The hadoofus
project is an HDFS (Hadoop Distributed File System) client
library. Like Snakebite, it does not
require Java. Unlike Snakebite, hadoofus is implemented in C. It supports RPC
pipelining and out-of-order execution.
It provides a C API for directly calling Namenode RPCs and performing Datanode block read and write operations.
Unlike libhdfs, Hadoofus speaks multiple versions of the HDFS protocol. At your
option, you may speak with Hadoop 0.20.203 through 1.x.y (HDFS_NN_v1
/
HDFS_DATANODE_AP_1_0
), Hadoop 2.0.x (HDFS_NN_v2
/ HDFS_DATANODE_AP_2_0
),
or Hadoop 2.2.x and higher (HDFS_NN_v2_2
/ HDFS_DATANODE_AP_2_0
).
#include <hadoofus/highlevel.h>
int64_t res;
const char *err = NULL;
struct hdfs_namenode *h;
struct hdfs_object *exception = NULL;
h = hdfs_namenode_new("host.bar.com", "8020", "hdfs", &err);
if (!h)
... ;
res = hdfs_getProtocolVersion(h, HADOOFUS_CLIENT_PROTOCOL_STR, 61L, &exception);
if (exception) {
// fprintf(, "...%s...", hdfs_exception_get_message(exception));
hdfs_object_free(exception);
... ;
}
if (res != 61)
... ;
hdfs_namenode_delete(h);
Some less common RPCs provided by the Hadoop ClientProtocol
interface in v2.x
of the protocol are not yet implemented (see Issue #29).

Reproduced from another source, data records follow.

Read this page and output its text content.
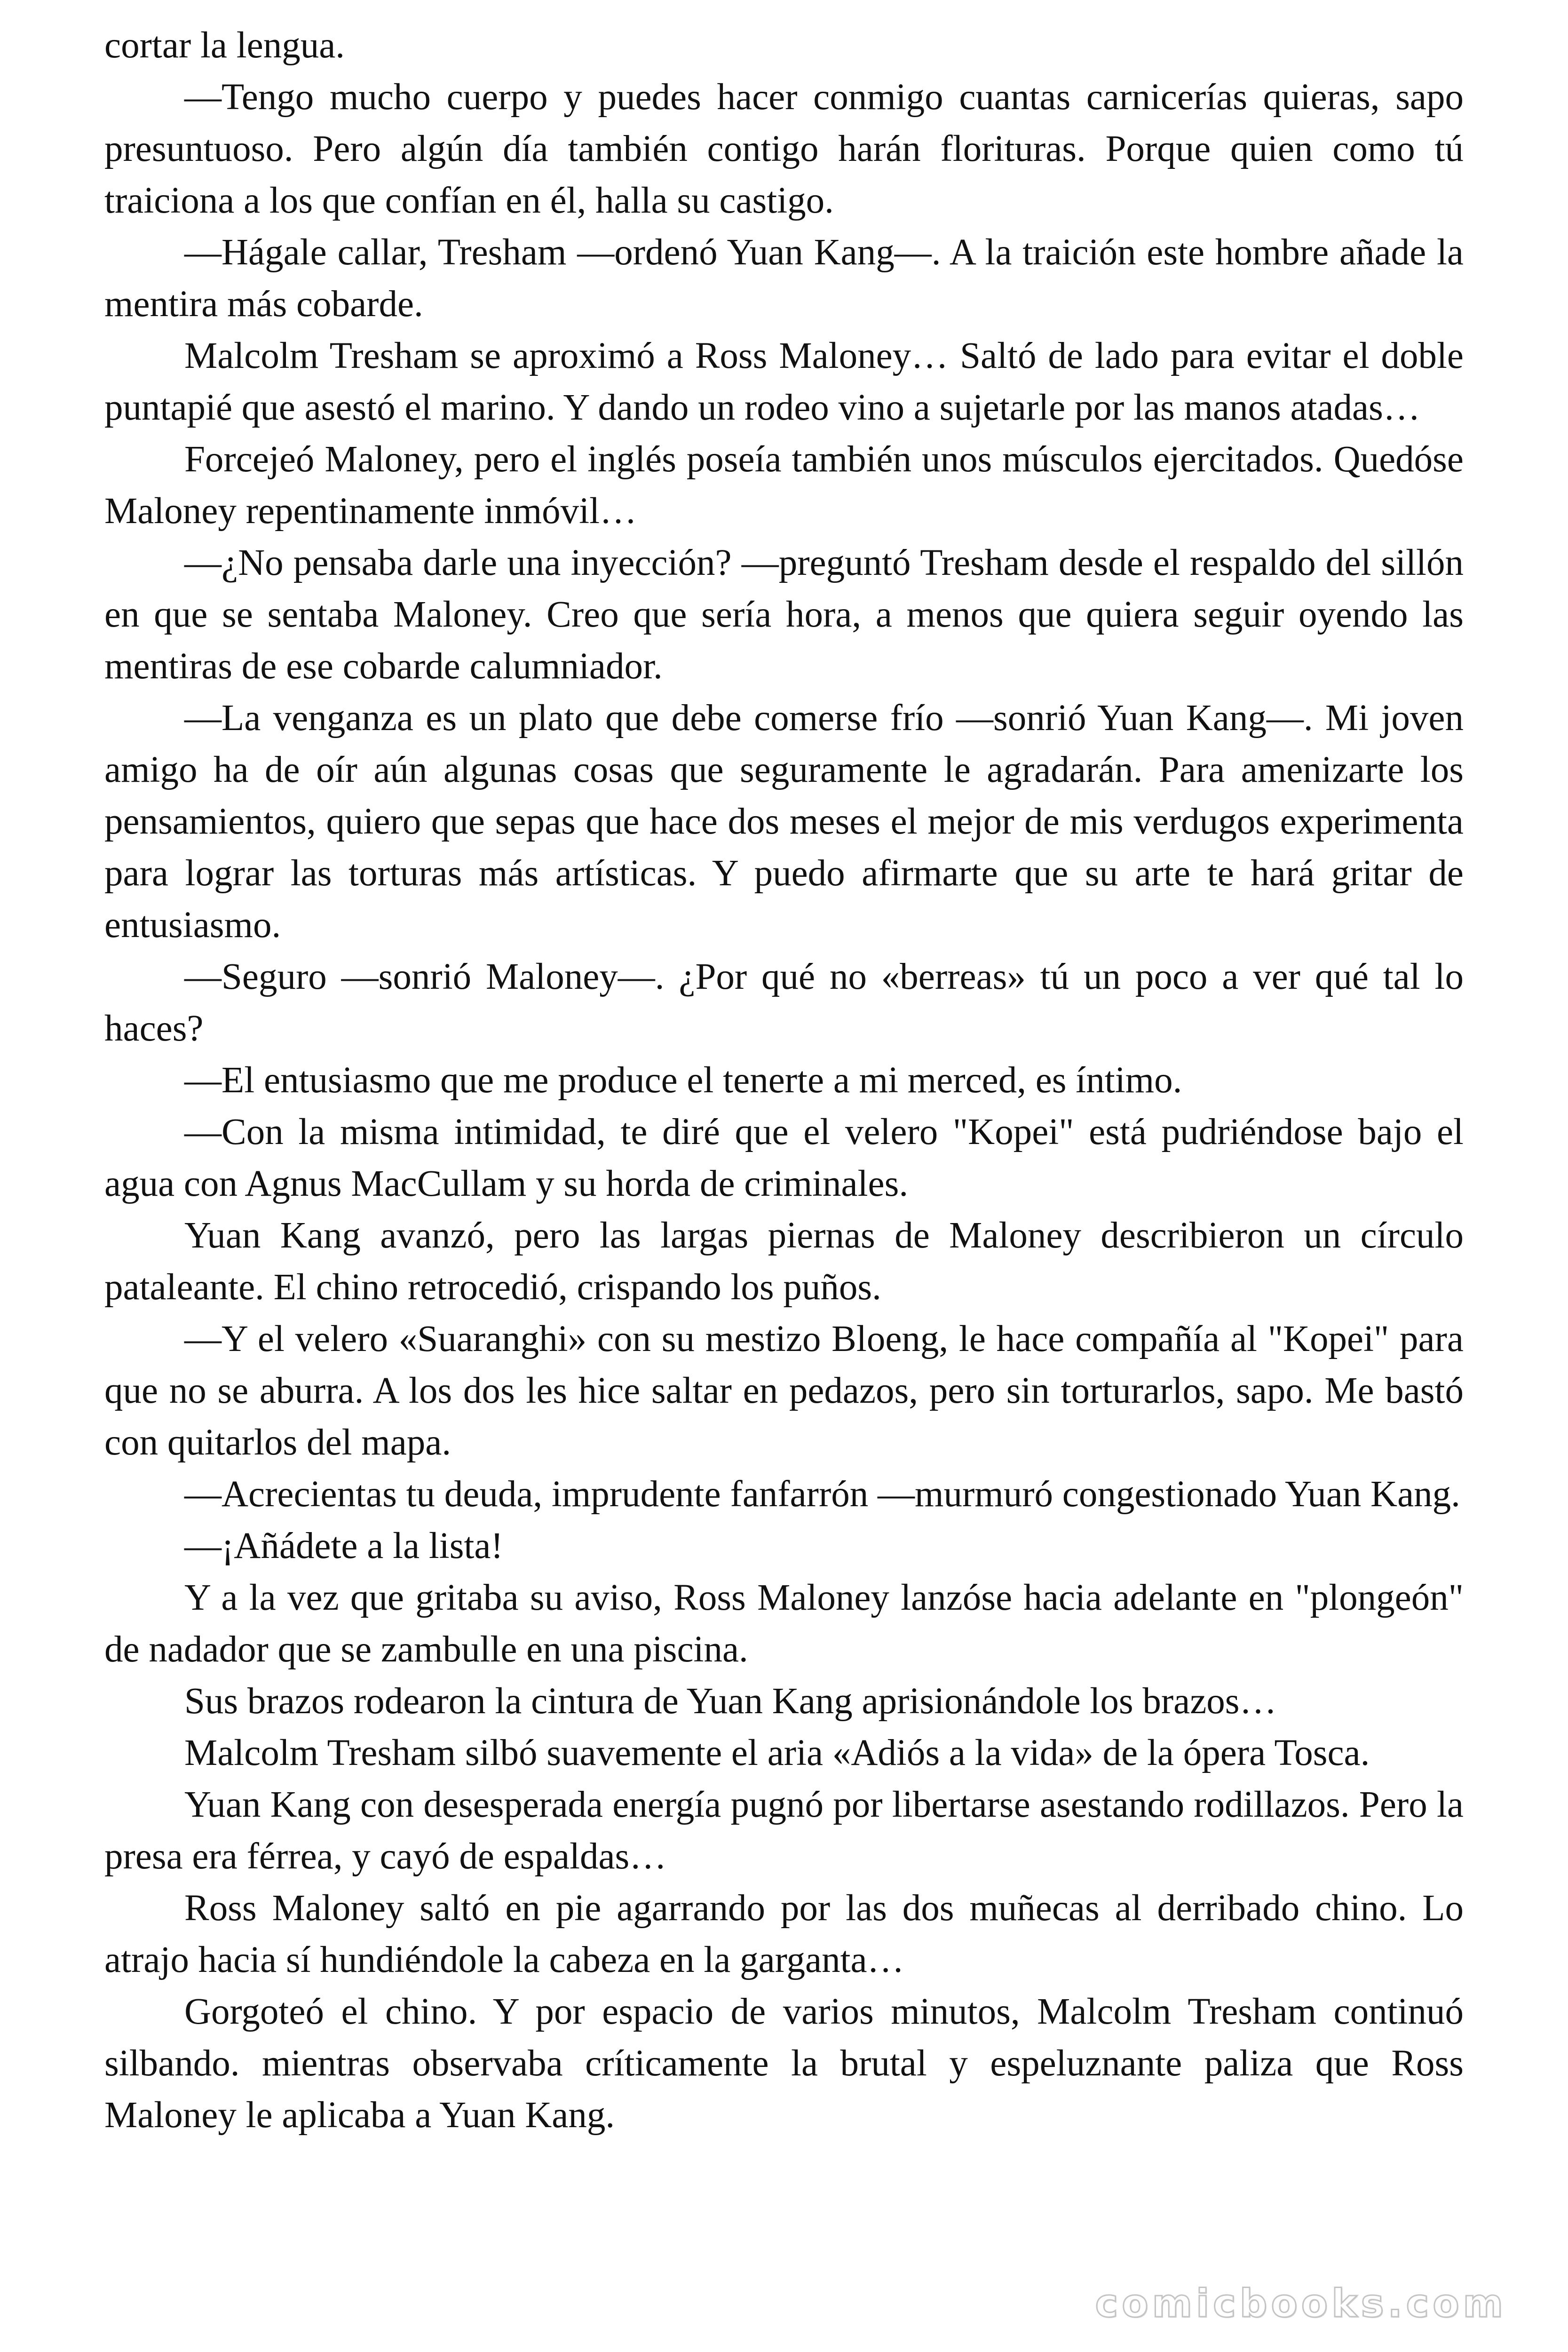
cortar la lengua.

—Tengo mucho cuerpo y puedes hacer conmigo cuantas carnicerías quieras, sapo presuntuoso. Pero algún día también contigo harán florituras. Porque quien como tú traiciona a los que confían en él, halla su castigo.

—Hágale callar, Tresham —ordenó Yuan Kang—. A la traición este hombre añade la mentira más cobarde.

Malcolm Tresham se aproximó a Ross Maloney… Saltó de lado para evitar el doble puntapié que asestó el marino. Y dando un rodeo vino a sujetarle por las manos atadas…

Forcejeó Maloney, pero el inglés poseía también unos músculos ejercitados. Quedóse Maloney repentinamente inmóvil…

—¿No pensaba darle una inyección? —preguntó Tresham desde el respaldo del sillón en que se sentaba Maloney. Creo que sería hora, a menos que quiera seguir oyendo las mentiras de ese cobarde calumniador.

—La venganza es un plato que debe comerse frío —sonrió Yuan Kang—. Mi joven amigo ha de oír aún algunas cosas que seguramente le agradarán. Para amenizarte los pensamientos, quiero que sepas que hace dos meses el mejor de mis verdugos experimenta para lograr las torturas más artísticas. Y puedo afirmarte que su arte te hará gritar de entusiasmo.

—Seguro —sonrió Maloney—. ¿Por qué no «berreas» tú un poco a ver qué tal lo haces?

—El entusiasmo que me produce el tenerte a mi merced, es íntimo.

—Con la misma intimidad, te diré que el velero "Kopei" está pudriéndose bajo el agua con Agnus MacCullam y su horda de criminales.

Yuan Kang avanzó, pero las largas piernas de Maloney describieron un círculo pataleante. El chino retrocedió, crispando los puños.

—Y el velero «Suaranghi» con su mestizo Bloeng, le hace compañía al "Kopei" para que no se aburra. A los dos les hice saltar en pedazos, pero sin torturarlos, sapo. Me bastó con quitarlos del mapa.

—Acrecientas tu deuda, imprudente fanfarrón —murmuró congestionado Yuan Kang.

—¡Añádete a la lista!

Y a la vez que gritaba su aviso, Ross Maloney lanzóse hacia adelante en "plongeón" de nadador que se zambulle en una piscina.

Sus brazos rodearon la cintura de Yuan Kang aprisionándole los brazos…

Malcolm Tresham silbó suavemente el aria «Adiós a la vida» de la ópera Tosca.

Yuan Kang con desesperada energía pugnó por libertarse asestando rodillazos. Pero la presa era férrea, y cayó de espaldas…

Ross Maloney saltó en pie agarrando por las dos muñecas al derribado chino. Lo atrajo hacia sí hundiéndole la cabeza en la garganta…

Gorgoteó el chino. Y por espacio de varios minutos, Malcolm Tresham continuó silbando. mientras observaba críticamente la brutal y espeluznante paliza que Ross Maloney le aplicaba a Yuan Kang.

comicbooks.com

Note: Hadoop has been known to change semantics slightly between different versions of the software (especially before v2 was released). The v1 protocol has no spec; we do the best we can.
Some RPCs that exist in HDFSv1 do not exist in HDFSv2+ — e.g.
getProtocolVersion
does not exist in v2.
The Datanode API is somewhat fragile.
HDFS attempts to be a restricted subset of a POSIX filesystem.
Files can only have one writer at a time and do not support random writes. They can be appended but not overwritten in place.
Generally, the Namenode acts as an RPC server for querying and manipulating file system metadata. It points clients at Datanode(s) to read/write file data.
For more information, see wikipedia's article on Hadoop or the HDFS Architecture Guide.
See INSTALLING.md.
Found a bug? Please file it on github. Thanks!
- Tom Arnfeld <tarnfeld@me.com>
- Conrad Meyer <conrad.meyer@isilon.com>
- Paul Scott <paul@duedil.com>
- Alex Smith <aes7mv AT virginia.edu>
Unless otherwise noted, files in this source distribution are released under the
terms of the MIT license. Some files used for CRC32C support come from elsewhere
have non-MIT, but similarly permissive licenses (namely the BSD 2-clause license
and Mark Adler's license, which he also uses for zlib), which are clearly
specified at the top of their files (Some files which are not compiled into
installed binaries or otherwise installed by this package's Makefiles come from
the Apache Hadoop sources and have different licenses. These licenses are
clearly specified at the beginning of the files.) For the full text of the MIT
license, see the file LICENSE
included with this source distribution.